Well, they can rent an email list or buy the names. But then couldn’t you just rent your own list and get the same mediocre results? Publishers that do this are just acting as lead brokers, who end up selling these leads with very thin margins. This approach almost always blows up in their face.

The real savior for publishers today is the use of 3rd party offshore call centers in a foreign country that have access to huge databases with very inexpensive labor for calling as many names needed to deliver the leads you want. In general, there is nothing wrong with using a call center, and there are pluses and minuses to employing these offshore teams. But don’t you want to be told about it? Today many publishers are telling their clients that they generate all their leads from their website, mailing list, newsletter, etc. But are they really?

If you want to know the truth about where your leads come from you could ask, but I have heard that not all vendors are being honest and upfront with their clients. Of course, if your sales team is getting the leads they need and the ROI is decent, then why do you, the marketer, really care?
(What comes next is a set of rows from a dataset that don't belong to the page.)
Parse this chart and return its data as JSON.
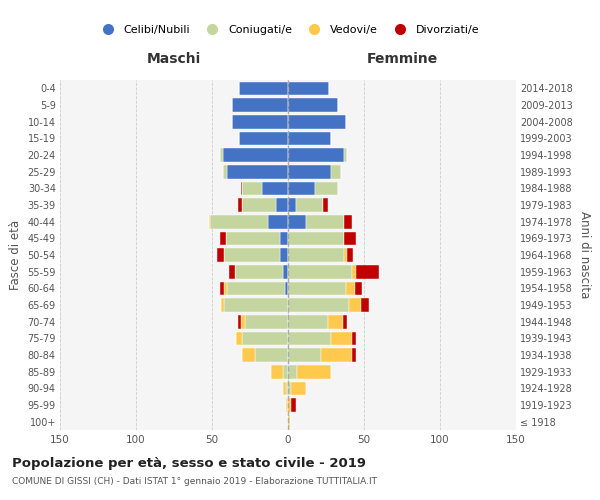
{
  "age_groups": [
    "100+",
    "95-99",
    "90-94",
    "85-89",
    "80-84",
    "75-79",
    "70-74",
    "65-69",
    "60-64",
    "55-59",
    "50-54",
    "45-49",
    "40-44",
    "35-39",
    "30-34",
    "25-29",
    "20-24",
    "15-19",
    "10-14",
    "5-9",
    "0-4"
  ],
  "birth_years": [
    "≤ 1918",
    "1919-1923",
    "1924-1928",
    "1929-1933",
    "1934-1938",
    "1939-1943",
    "1944-1948",
    "1949-1953",
    "1954-1958",
    "1959-1963",
    "1964-1968",
    "1969-1973",
    "1974-1978",
    "1979-1983",
    "1984-1988",
    "1989-1993",
    "1994-1998",
    "1999-2003",
    "2004-2008",
    "2009-2013",
    "2014-2018"
  ],
  "colors": {
    "celibe": "#4472c4",
    "coniugato": "#c5d5a0",
    "vedovo": "#ffc94d",
    "divorziato": "#c00000"
  },
  "maschi": {
    "celibe": [
      0,
      0,
      0,
      0,
      0,
      0,
      0,
      0,
      2,
      3,
      5,
      5,
      13,
      8,
      17,
      40,
      43,
      32,
      37,
      37,
      32
    ],
    "coniugato": [
      0,
      0,
      1,
      3,
      22,
      30,
      28,
      42,
      38,
      32,
      37,
      36,
      38,
      22,
      13,
      3,
      2,
      0,
      0,
      0,
      0
    ],
    "vedovo": [
      0,
      1,
      2,
      8,
      8,
      4,
      3,
      2,
      2,
      0,
      0,
      0,
      1,
      0,
      0,
      0,
      0,
      0,
      0,
      0,
      0
    ],
    "divorziato": [
      0,
      0,
      0,
      0,
      0,
      0,
      2,
      0,
      3,
      4,
      5,
      4,
      0,
      3,
      1,
      0,
      0,
      0,
      0,
      0,
      0
    ]
  },
  "femmine": {
    "nubile": [
      0,
      0,
      0,
      0,
      0,
      0,
      0,
      0,
      0,
      0,
      0,
      0,
      12,
      5,
      18,
      28,
      37,
      28,
      38,
      33,
      27
    ],
    "coniugata": [
      0,
      0,
      2,
      6,
      22,
      28,
      26,
      40,
      38,
      42,
      37,
      37,
      25,
      18,
      15,
      7,
      2,
      0,
      0,
      0,
      0
    ],
    "vedova": [
      1,
      2,
      10,
      22,
      20,
      14,
      10,
      8,
      6,
      3,
      2,
      0,
      0,
      0,
      0,
      0,
      0,
      0,
      0,
      0,
      0
    ],
    "divorziata": [
      0,
      3,
      0,
      0,
      3,
      3,
      3,
      5,
      5,
      15,
      4,
      8,
      5,
      3,
      0,
      0,
      0,
      0,
      0,
      0,
      0
    ]
  },
  "title": "Popolazione per età, sesso e stato civile - 2019",
  "subtitle": "COMUNE DI GISSI (CH) - Dati ISTAT 1° gennaio 2019 - Elaborazione TUTTITALIA.IT",
  "xlabel_left": "Maschi",
  "xlabel_right": "Femmine",
  "ylabel_left": "Fasce di età",
  "ylabel_right": "Anni di nascita",
  "xlim": 150,
  "legend_labels": [
    "Celibi/Nubili",
    "Coniugati/e",
    "Vedovi/e",
    "Divorziati/e"
  ],
  "bg_color": "#f5f5f5"
}
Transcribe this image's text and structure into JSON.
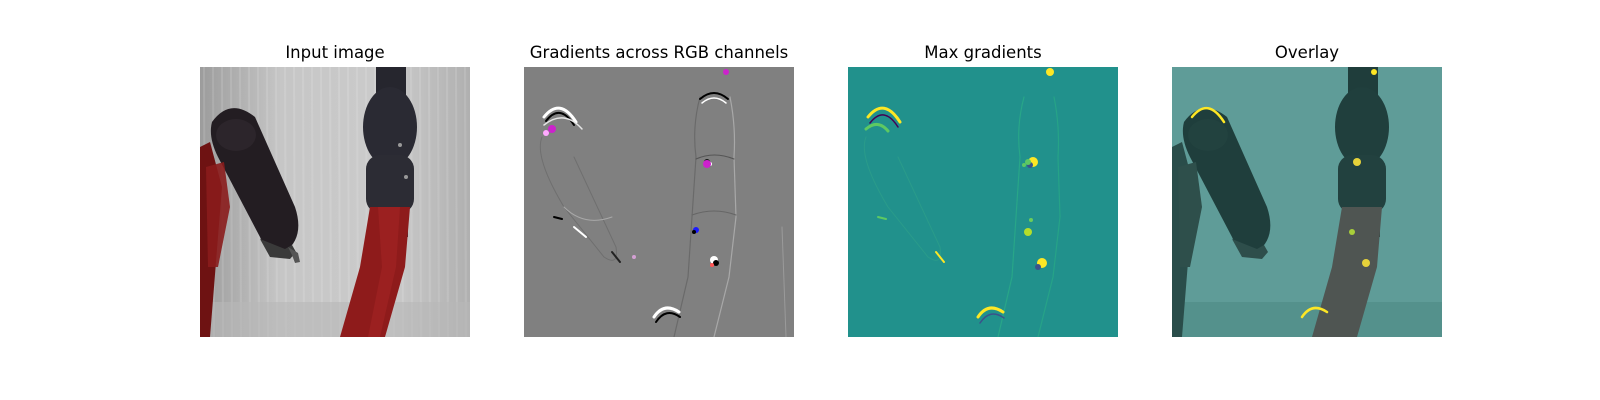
{
  "figure": {
    "panels": [
      {
        "id": "input",
        "title": "Input image",
        "kind": "photo"
      },
      {
        "id": "gradients",
        "title": "Gradients across RGB channels",
        "kind": "gradient-rgb"
      },
      {
        "id": "max",
        "title": "Max gradients",
        "kind": "gradient-max"
      },
      {
        "id": "overlay",
        "title": "Overlay",
        "kind": "overlay"
      }
    ],
    "colors": {
      "background": "#ffffff",
      "cloth": "#c2c2c2",
      "robot_red": "#8a1c1c",
      "robot_dark": "#1f1a1e",
      "gradient_gray": "#808080",
      "viridis_teal": "#21918c",
      "viridis_yellow": "#fde725",
      "viridis_green": "#5ec962",
      "magenta": "#cc22cc"
    }
  }
}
Well, if you care about your brand’s image or capturing true intent of your leads, then you need to ask your vendor these questions, and maybe even for some additional data.

Start with, “Are you going to use a call center to generate the leads for my campaign?” “Where are you getting my leads from?” “What technology differentiates you from your competitors?” Anyone with a website and who sends emails has access to every audience interaction including their IP address, the type of device used for browsing, and a host of other audience specific information. If you can’t get this information, then you need to question the tactics for generating your leads. Maybe they are just buying some names for ten to fifty cents each and selling them to you at $25 or more per lead. But if you don’t care and it gets you the right person, then what’s the issue? But then you might as well look for vendors that can just sell you the names directly and avoid the middle man all together. If you have an inside call center, then this becomes even more feasible if you can acquire a quality list (which shouldn’t be a problem in today’s age of big data).

As someone who believes that unethical behavior typically comes back to bite you in the butt, I would hope all lead vendors would be honest if not transparent about how they’re getting you the leads they’re selling you. Knowing the truth and getting the required results is a win-win for all.